Looking at the stats though, we can see that even with the batches overlapping, we’re still getting slightly better performance. And I do mean slightly!
B-Split | Morton | |
---|---|---|
Per frame time | 1.74ms | 1.63ms |
Batches | 1218 | 921 |
Min batch size | 65 | 147 |
Median batch size | 754 | 1023 |
Max batch size | 1023 | 1023 |
So the Morton approach is faster… but only by 0.1ms per frame. Maybe a 5% improvement if we’re being generous.

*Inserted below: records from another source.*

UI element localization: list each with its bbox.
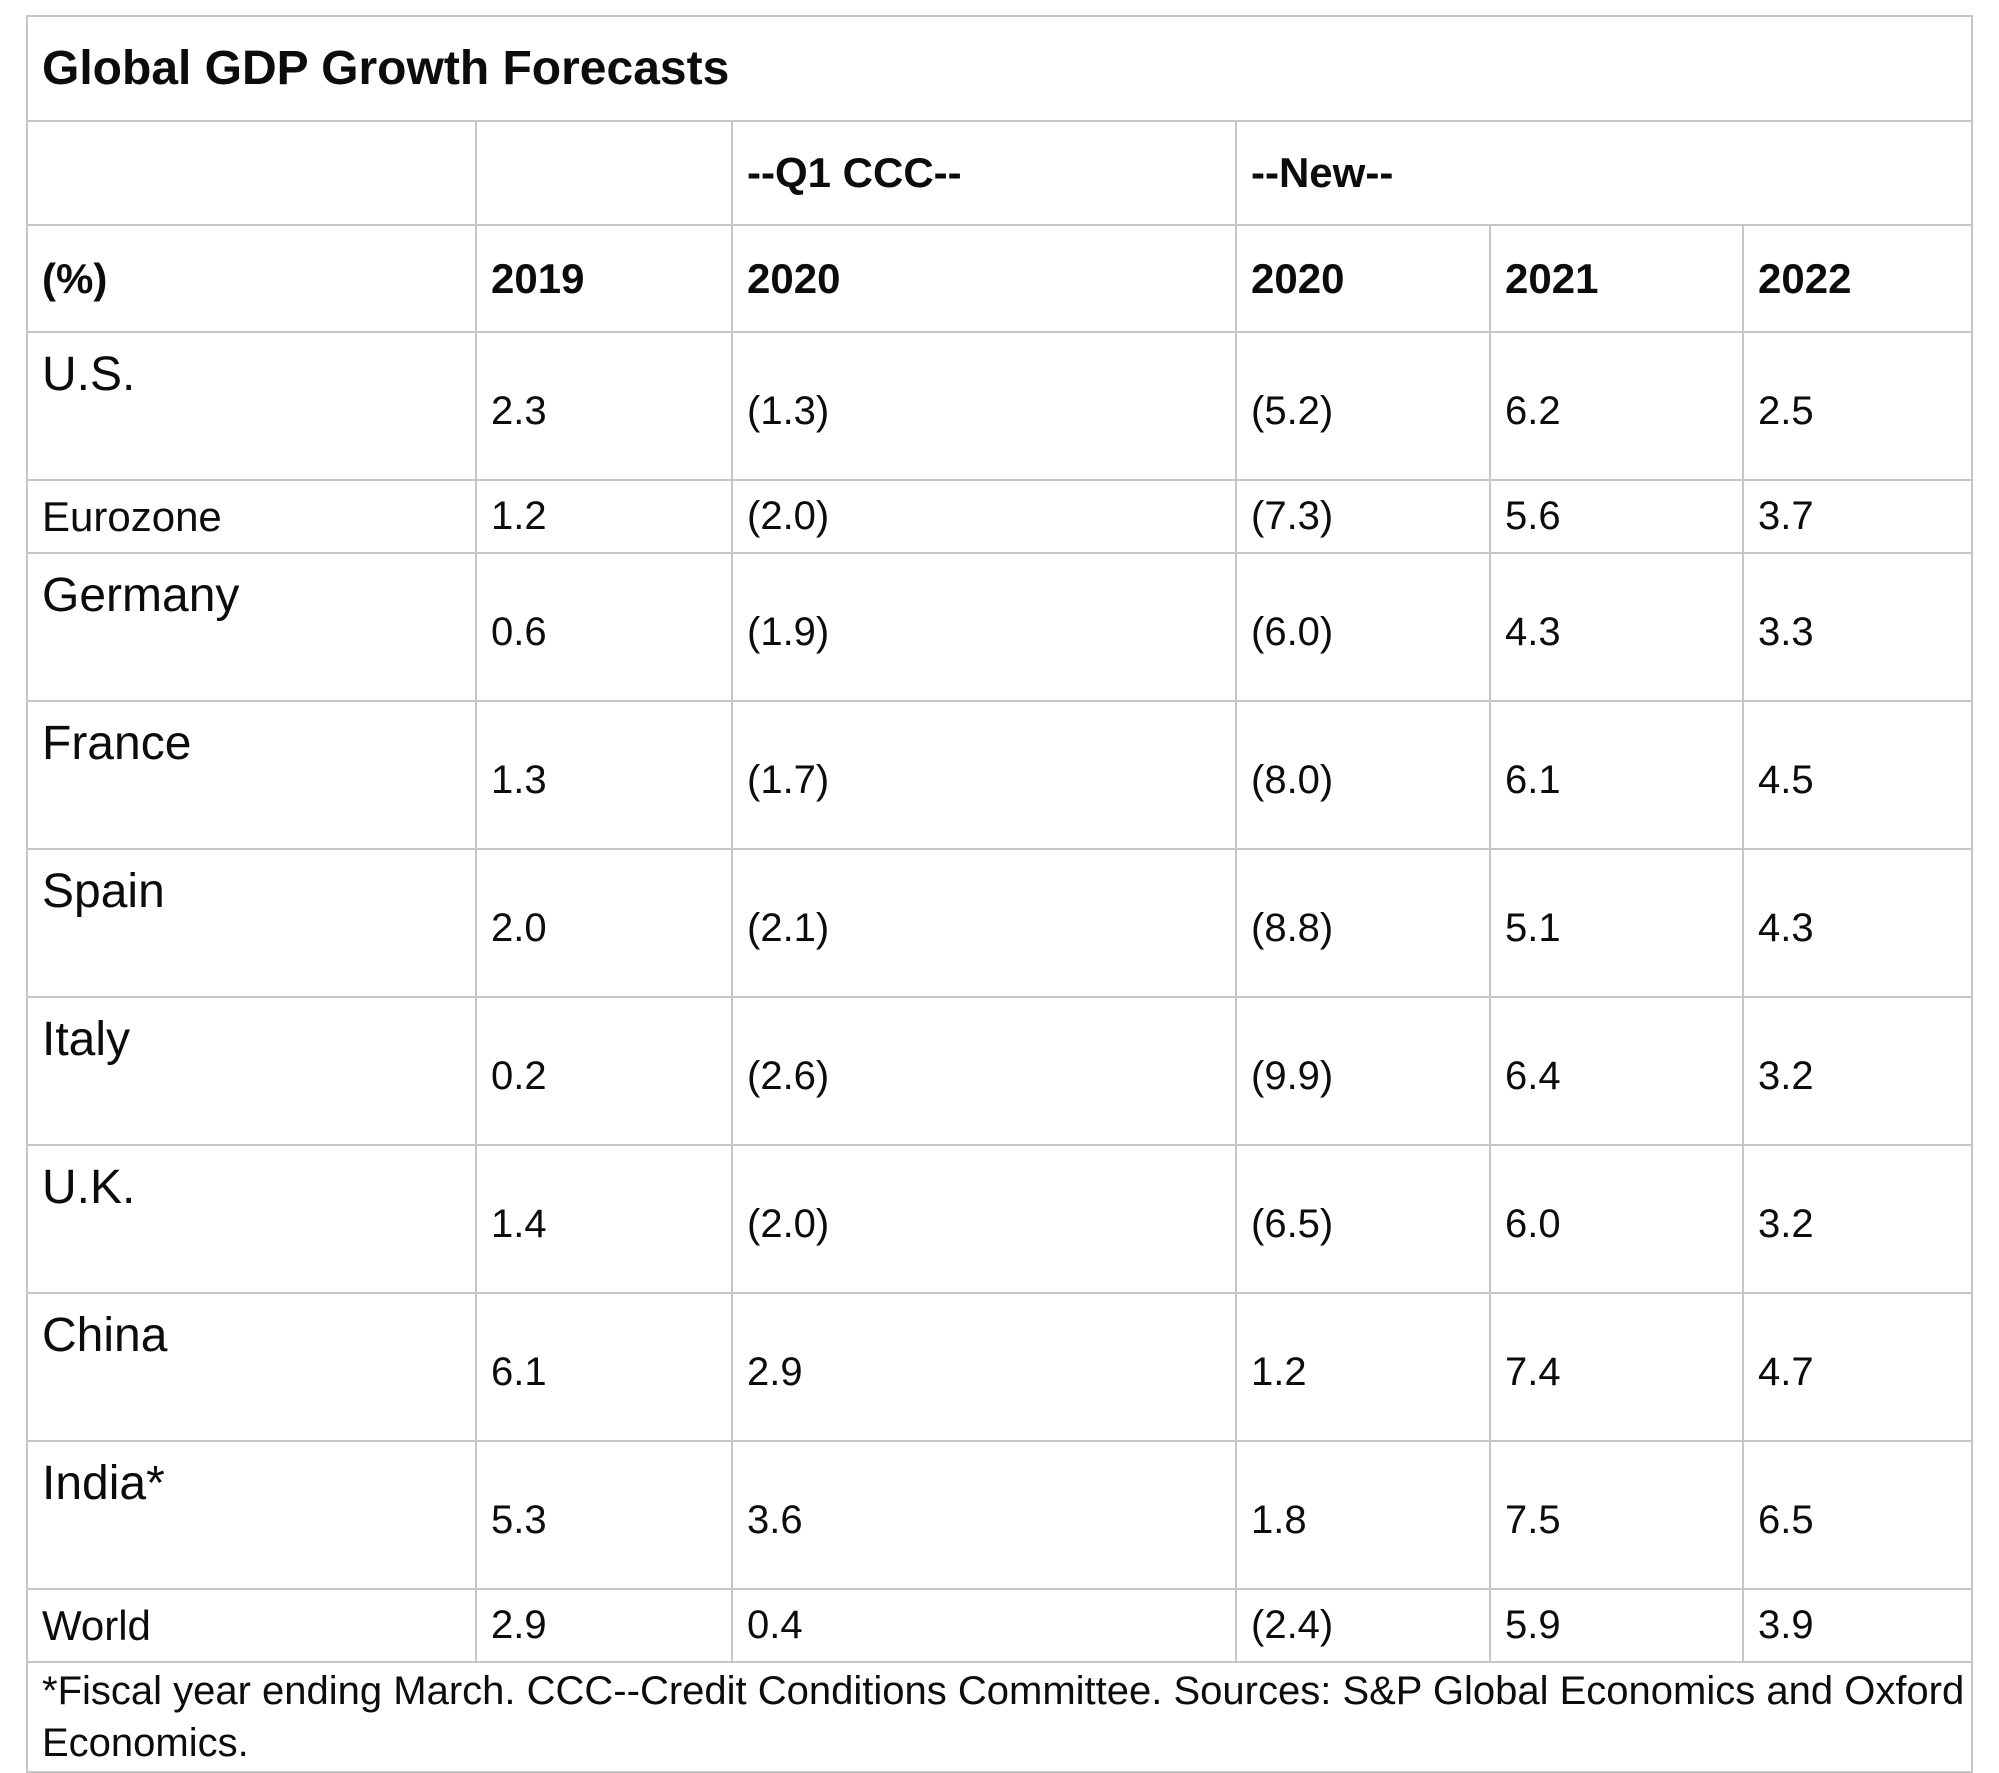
- cell-value: 2.0: [475, 848, 733, 998]
- column-header-2020b: 2020: [1235, 224, 1491, 333]
- row-label: Spain: [26, 848, 477, 998]
- cell-value: (8.0): [1235, 700, 1491, 850]
- cell-value: 2.9: [475, 1588, 733, 1663]
- table-row: Germany 0.6 (1.9) (6.0) 4.3 3.3: [26, 552, 1974, 702]
- cell-value: 1.4: [475, 1144, 733, 1294]
- cell-value: (2.4): [1235, 1588, 1491, 1663]
- row-label: France: [26, 700, 477, 850]
- cell-value: (2.0): [731, 479, 1237, 554]
- cell-value: 6.2: [1489, 331, 1744, 481]
- table-row: World 2.9 0.4 (2.4) 5.9 3.9: [26, 1588, 1974, 1663]
- cell-value: 6.5: [1741, 1440, 1974, 1590]
- table-row: France 1.3 (1.7) (8.0) 6.1 4.5: [26, 700, 1974, 850]
- cell-value: (7.3): [1235, 479, 1491, 554]
- group-header-row: --Q1 CCC-- --New--: [26, 120, 1974, 226]
- cell-value: 3.7: [1741, 479, 1974, 554]
- cell-value: (1.3): [731, 331, 1237, 481]
- title-row: Global GDP Growth Forecasts: [25, 15, 1974, 122]
- cell-value: 6.0: [1489, 1144, 1744, 1294]
- footnote: *Fiscal year ending March. CCC--Credit C…: [25, 1661, 1974, 1773]
- group-header-empty-1: [26, 120, 477, 226]
- cell-value: 5.3: [475, 1440, 733, 1590]
- cell-value: 7.4: [1489, 1292, 1744, 1442]
- group-header-q1ccc: --Q1 CCC--: [731, 120, 1237, 226]
- cell-value: 4.3: [1741, 848, 1974, 998]
- cell-value: (1.9): [731, 552, 1237, 702]
- cell-value: (6.5): [1235, 1144, 1491, 1294]
- group-header-new: --New--: [1234, 120, 1974, 226]
- cell-value: 7.5: [1489, 1440, 1744, 1590]
- cell-value: 3.9: [1741, 1588, 1974, 1663]
- table-row: U.K. 1.4 (2.0) (6.5) 6.0 3.2: [26, 1144, 1974, 1294]
- footnote-row: *Fiscal year ending March. CCC--Credit C…: [25, 1661, 1974, 1773]
- column-header-row: (%) 2019 2020 2020 2021 2022: [26, 224, 1974, 333]
- row-label: World: [26, 1588, 477, 1663]
- cell-value: 2.5: [1741, 331, 1974, 481]
- cell-value: (2.6): [731, 996, 1237, 1146]
- cell-value: (2.0): [731, 1144, 1237, 1294]
- table-row: India* 5.3 3.6 1.8 7.5 6.5: [26, 1440, 1974, 1590]
- cell-value: 5.1: [1489, 848, 1744, 998]
- cell-value: 1.3: [475, 700, 733, 850]
- cell-value: 3.2: [1741, 1144, 1974, 1294]
- cell-value: (8.8): [1235, 848, 1491, 998]
- cell-value: 4.7: [1741, 1292, 1974, 1442]
- column-header-unit: (%): [26, 224, 477, 333]
- cell-value: 2.3: [475, 331, 733, 481]
- row-label: Germany: [26, 552, 477, 702]
- cell-value: 4.3: [1489, 552, 1744, 702]
- row-label: China: [26, 1292, 477, 1442]
- cell-value: 3.2: [1741, 996, 1974, 1146]
- column-header-2019: 2019: [475, 224, 733, 333]
- row-label: U.S.: [26, 331, 477, 481]
- table-row: Spain 2.0 (2.1) (8.8) 5.1 4.3: [26, 848, 1974, 998]
- row-label: U.K.: [26, 1144, 477, 1294]
- cell-value: (1.7): [731, 700, 1237, 850]
- cell-value: 3.6: [731, 1440, 1237, 1590]
- footnote-line-1: *Fiscal year ending March. CCC--Credit C…: [42, 1669, 1965, 1713]
- row-label: Italy: [26, 996, 477, 1146]
- cell-value: 0.6: [475, 552, 733, 702]
- cell-value: (6.0): [1235, 552, 1491, 702]
- cell-value: 3.3: [1741, 552, 1974, 702]
- table-row: Italy 0.2 (2.6) (9.9) 6.4 3.2: [26, 996, 1974, 1146]
- cell-value: (2.1): [731, 848, 1237, 998]
- row-label: Eurozone: [26, 479, 477, 554]
- cell-value: 6.4: [1489, 996, 1744, 1146]
- table-row: U.S. 2.3 (1.3) (5.2) 6.2 2.5: [26, 331, 1974, 481]
- cell-value: 6.1: [1489, 700, 1744, 850]
- cell-value: 4.5: [1741, 700, 1974, 850]
- cell-value: 0.4: [731, 1588, 1237, 1663]
- cell-value: 5.6: [1489, 479, 1744, 554]
- cell-value: (5.2): [1235, 331, 1491, 481]
- cell-value: 5.9: [1489, 1588, 1744, 1663]
- table-row: Eurozone 1.2 (2.0) (7.3) 5.6 3.7: [26, 479, 1974, 554]
- cell-value: 0.2: [475, 996, 733, 1146]
- cell-value: (9.9): [1235, 996, 1491, 1146]
- column-header-2020a: 2020: [731, 224, 1237, 333]
- cell-value: 6.1: [475, 1292, 733, 1442]
- cell-value: 1.2: [475, 479, 733, 554]
- gdp-forecast-table: Global GDP Growth Forecasts --Q1 CCC-- -…: [25, 15, 1974, 1773]
- column-header-2021: 2021: [1489, 224, 1744, 333]
- group-header-empty-2: [475, 120, 733, 226]
- row-label: India*: [26, 1440, 477, 1590]
- column-header-2022: 2022: [1741, 224, 1974, 333]
- table-title: Global GDP Growth Forecasts: [25, 15, 1974, 122]
- table-row: China 6.1 2.9 1.2 7.4 4.7: [26, 1292, 1974, 1442]
- cell-value: 2.9: [731, 1292, 1237, 1442]
- cell-value: 1.2: [1235, 1292, 1491, 1442]
- cell-value: 1.8: [1235, 1440, 1491, 1590]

The issue is how we’re balancing between drawing the smallest number of batches possible each frame, versus making sure each of those batches is full with grass - to maximise draws per DrawMeshInstanced
call.
Conclusions
In the end I couldn’t decide which algorithm to use, so I added a dropdown to select between Morton and B-split. The reason is the one row of the table I didn’t show above…
B-Split | Morton | |
---|---|---|
Loading/setup time | 4.2s | 14.2s |
Bit bashing might be quick, but sorting a list of a million elements is slow! An extra 10 seconds on load time is a heavy price to pay for a 0.1ms performance improvement per frame.
So what did we learn:
- Optimisation is fun! I really enjoyed this and I have no doubt I’ll be back to try some new algorithm in future.
- ChatGPT taught me that you can sort by two axes at the same time - just not perfectly accurately!
- Grass is a lot trickier than it looks!
This article has covered the ins and outs of the CPU side of my game’s grass drawing system. It has not covered the other half of the picture - what happens on the GPU every frame… maybe that’ll be the next blog I write!